Synthese a partir de :
Bon Dia

Points cles

  • Linares interprète l'*El amor brujo* symphonique à l'Auditori de la Vall d'Ordino, premier concert de l'ONCA sous la nouvelle direction.
  • 150e anniversaire de Falla ; œuvre initialement pour la chanteuse de flamenco Pastora Imperio.
  • Plus de 30 ans dans le rôle de Candelas apportent une liberté nuancée, créditée au génie de Falla.
  • Louanges pour Caballé et l'ONCA ; appel aux jeunes artistes à mémoriser la partition et à embrasser le flamenco symphonique.

Carmen Linares inaugurera le festival ClàssicAnd ce samedi à Ordino, en interprétant une version symphonique de *El amor brujo* de Manuel de Falla à l'Auditori de la Vall d'Ordino, récemment inauguré. L'événement marque le 150e anniversaire de la naissance du compositeur et met en vedette l'Orquestra Nacional del Camp d'Andorra (ONCA) dans sa première apparition sous la nouvelle direction après le départ de son précédent directeur, Gumí. Le chef d'orchestre catalan Josep Caballé Domènech dirigera l'orchestre.

La chanteuse de flamenco acclamée a exprimé son excitation à l'idée de faire ses débuts en Andorre lors de ce festival prestigieux. « Mourir sans avoir entendu *El amor brujo* n'est peut-être pas un péché, mais c'est certainement un grand dommage », a-t-elle déclaré à *Bon Dia*, soulignant le statut de l'œuvre parmi les pièces essentielles. Falla, qu'elle a décrit comme l'un des grands compositeurs universels du XXe siècle, a puisé son inspiration directement dans le flamenco pour ce ballet, initialement écrit pour la chanteuse Pastora Imperio.

Linares, qui incarne le personnage principal Candelas depuis plus de trois décennies, a noté que son approche a évolué avec l'expérience.
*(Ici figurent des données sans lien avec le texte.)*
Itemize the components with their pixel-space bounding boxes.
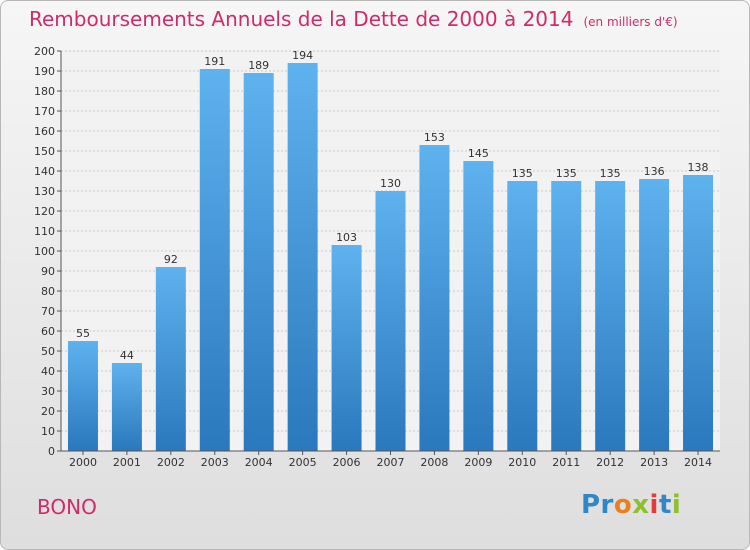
y-tick-label: 140 bbox=[34, 165, 55, 178]
y-tick-label: 190 bbox=[34, 65, 55, 78]
bar-value-label: 44 bbox=[120, 349, 134, 362]
x-tick-label: 2003 bbox=[201, 456, 229, 469]
logo-part-6: i bbox=[671, 490, 682, 520]
y-tick-label: 120 bbox=[34, 205, 55, 218]
y-tick-label: 110 bbox=[34, 225, 55, 238]
chart-title: Remboursements Annuels de la Dette de 20… bbox=[29, 7, 678, 31]
x-tick-label: 2000 bbox=[69, 456, 97, 469]
bar-value-label: 135 bbox=[556, 167, 577, 180]
x-tick-label: 2002 bbox=[157, 456, 185, 469]
y-tick-label: 150 bbox=[34, 145, 55, 158]
bar-layer: 55 44 92 191 189 194 103 130 153 145 135 135 135 136 1… bbox=[67, 49, 714, 451]
bar bbox=[375, 191, 406, 451]
bar-value-label: 103 bbox=[336, 231, 357, 244]
x-tick-label: 2012 bbox=[596, 456, 624, 469]
x-tick-label: 2010 bbox=[508, 456, 536, 469]
title-text: Remboursements Annuels de la Dette de 20… bbox=[29, 7, 574, 31]
commune-name: BONO bbox=[37, 495, 97, 519]
logo-part-1: Pr bbox=[581, 490, 614, 520]
y-tick-label: 70 bbox=[41, 305, 55, 318]
bar bbox=[199, 69, 230, 451]
y-tick-label: 10 bbox=[41, 425, 55, 438]
y-tick-label: 200 bbox=[34, 45, 55, 58]
axis-layer: 0 10 20 30 40 50 60 70 80 90 100 110 120 130 140 150 160… bbox=[34, 45, 720, 469]
y-tick-label: 90 bbox=[41, 265, 55, 278]
x-tick-label: 2011 bbox=[552, 456, 580, 469]
bar-value-label: 153 bbox=[424, 131, 445, 144]
logo-part-5: t bbox=[658, 490, 672, 520]
x-tick-label: 2006 bbox=[333, 456, 361, 469]
y-tick-label: 0 bbox=[48, 445, 55, 458]
bar bbox=[419, 145, 450, 451]
x-tick-label: 2014 bbox=[684, 456, 712, 469]
bar-value-label: 138 bbox=[688, 161, 709, 174]
y-tick-label: 180 bbox=[34, 85, 55, 98]
y-tick-label: 160 bbox=[34, 125, 55, 138]
bar-value-label: 191 bbox=[204, 55, 225, 68]
bar bbox=[551, 181, 582, 451]
bar bbox=[683, 175, 714, 451]
bar-value-label: 55 bbox=[76, 327, 90, 340]
bar bbox=[155, 267, 186, 451]
y-tick-label: 60 bbox=[41, 325, 55, 338]
bar bbox=[331, 245, 362, 451]
y-tick-label: 30 bbox=[41, 385, 55, 398]
bar-value-label: 189 bbox=[248, 59, 269, 72]
bar bbox=[463, 161, 494, 451]
x-tick-label: 2007 bbox=[377, 456, 405, 469]
x-tick-label: 2009 bbox=[464, 456, 492, 469]
proxiti-logo: Proxiti bbox=[581, 490, 681, 520]
bar bbox=[287, 63, 318, 451]
bar bbox=[507, 181, 538, 451]
y-tick-label: 130 bbox=[34, 185, 55, 198]
logo-part-4: i bbox=[649, 490, 659, 520]
y-tick-label: 20 bbox=[41, 405, 55, 418]
bar-value-label: 135 bbox=[512, 167, 533, 180]
y-tick-label: 80 bbox=[41, 285, 55, 298]
logo-part-3: x bbox=[632, 490, 650, 520]
bar bbox=[111, 363, 142, 451]
bar-value-label: 135 bbox=[600, 167, 621, 180]
bar-value-label: 130 bbox=[380, 177, 401, 190]
x-tick-label: 2008 bbox=[420, 456, 448, 469]
x-tick-label: 2013 bbox=[640, 456, 668, 469]
bar-value-label: 145 bbox=[468, 147, 489, 160]
bar bbox=[67, 341, 98, 451]
y-tick-label: 170 bbox=[34, 105, 55, 118]
bar bbox=[595, 181, 626, 451]
bar-value-label: 136 bbox=[644, 165, 665, 178]
bar-value-label: 92 bbox=[164, 253, 178, 266]
bar bbox=[639, 179, 670, 451]
y-tick-label: 100 bbox=[34, 245, 55, 258]
x-tick-label: 2004 bbox=[245, 456, 273, 469]
y-tick-label: 40 bbox=[41, 365, 55, 378]
y-tick-label: 50 bbox=[41, 345, 55, 358]
x-tick-label: 2001 bbox=[113, 456, 141, 469]
bar bbox=[243, 73, 274, 451]
logo-part-2: o bbox=[613, 490, 633, 520]
x-tick-label: 2005 bbox=[289, 456, 317, 469]
bar-value-label: 194 bbox=[292, 49, 313, 62]
chart-subtitle: (en milliers d'€) bbox=[583, 15, 678, 29]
Si son timbre vocal reste constant, des années de performances avec divers chefs d'orchestre lui ont apporté plus de sécurité et de liberté pour explorer les nuances, tout en respectant le tempo orchestral. « Le mérite revient à Falla », a-t-elle dit. « C'est un chef-d'œuvre, et avec un matériau aussi fort, il est facile de donner le meilleur de soi. »

Elle a souligné un changement dans les pratiques d'interprétation depuis sa reprise en 1988 de la version originale *Gitanería en un acto y dos cuadros* à Séville, qui a encouragé les metteurs en scène à privilégier les cantaoras de flamenco plutôt que les chanteuses d'opéra. Les jeunes artistes suivent désormais cet exemple, profitant de ces précédents.
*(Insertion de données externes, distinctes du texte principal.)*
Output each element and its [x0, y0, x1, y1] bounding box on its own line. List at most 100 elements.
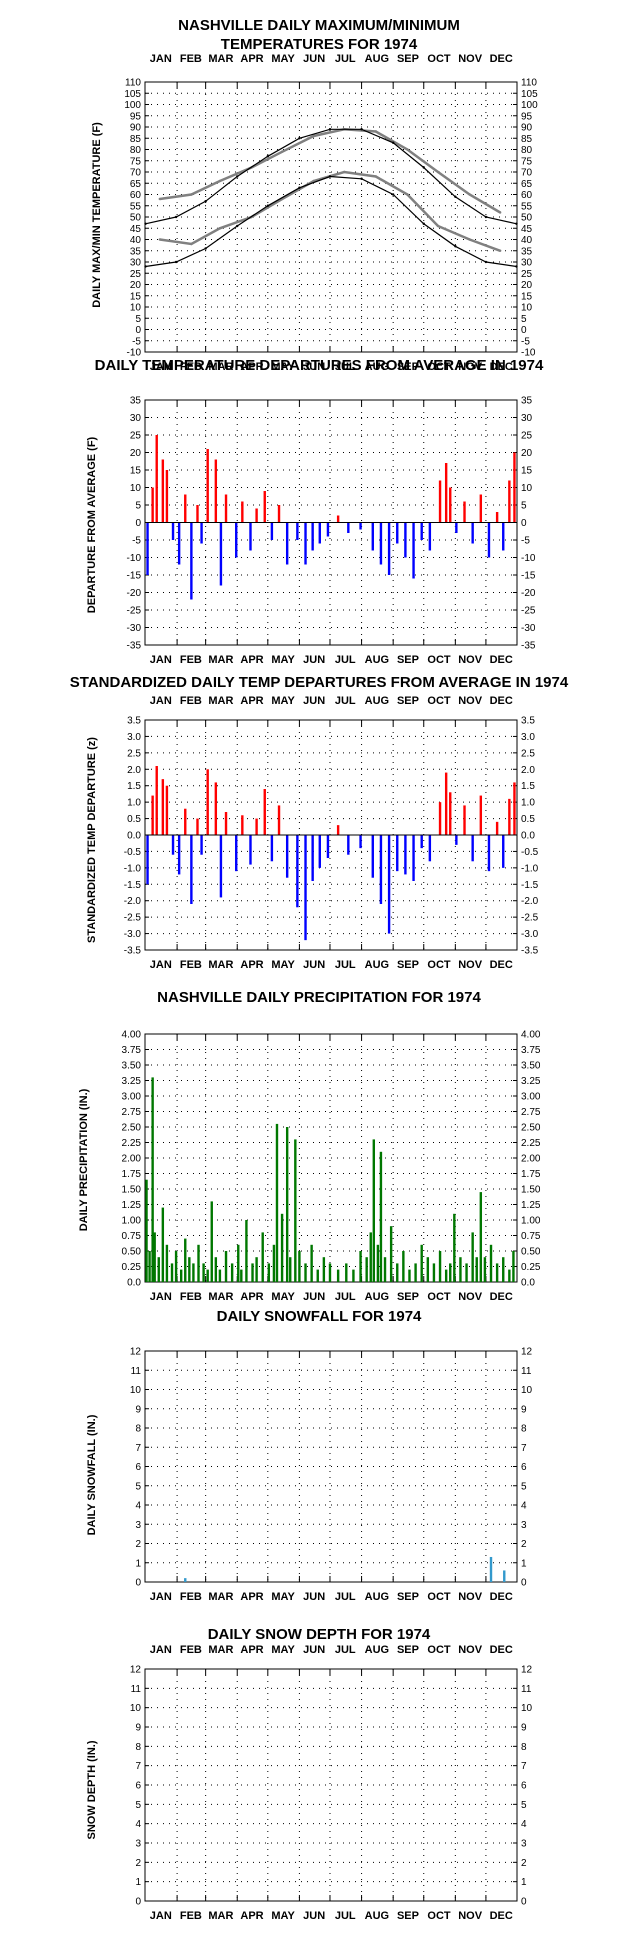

Avant une unique répétition, Linares a salué le talent de Caballé et la qualité de l'ONCA, confiante dans une fusion parfaite. Elle a exhorté les aspirants interprètes à aborder le rôle avec respect mais sans crainte, en mémorisant la partition – une nécessité pour les artistes de flamenco peu habitués à lire la musique – et à savourer la rare occasion de chanter avec un orchestre symphonique complet.

La vétérane de 50 ans d'expérience a insisté sur le fait que les performances sur scène restent transformantes, jamais routinières, exigeant une connexion émotionnelle avec le public. Son apparition fait suite à celle de Miguel Poveda l'an dernier au festival, soulignant la présence croissante du flamenco dans ClàssicAnd en tant qu'art ouvert et universel qui enrichit la programmation.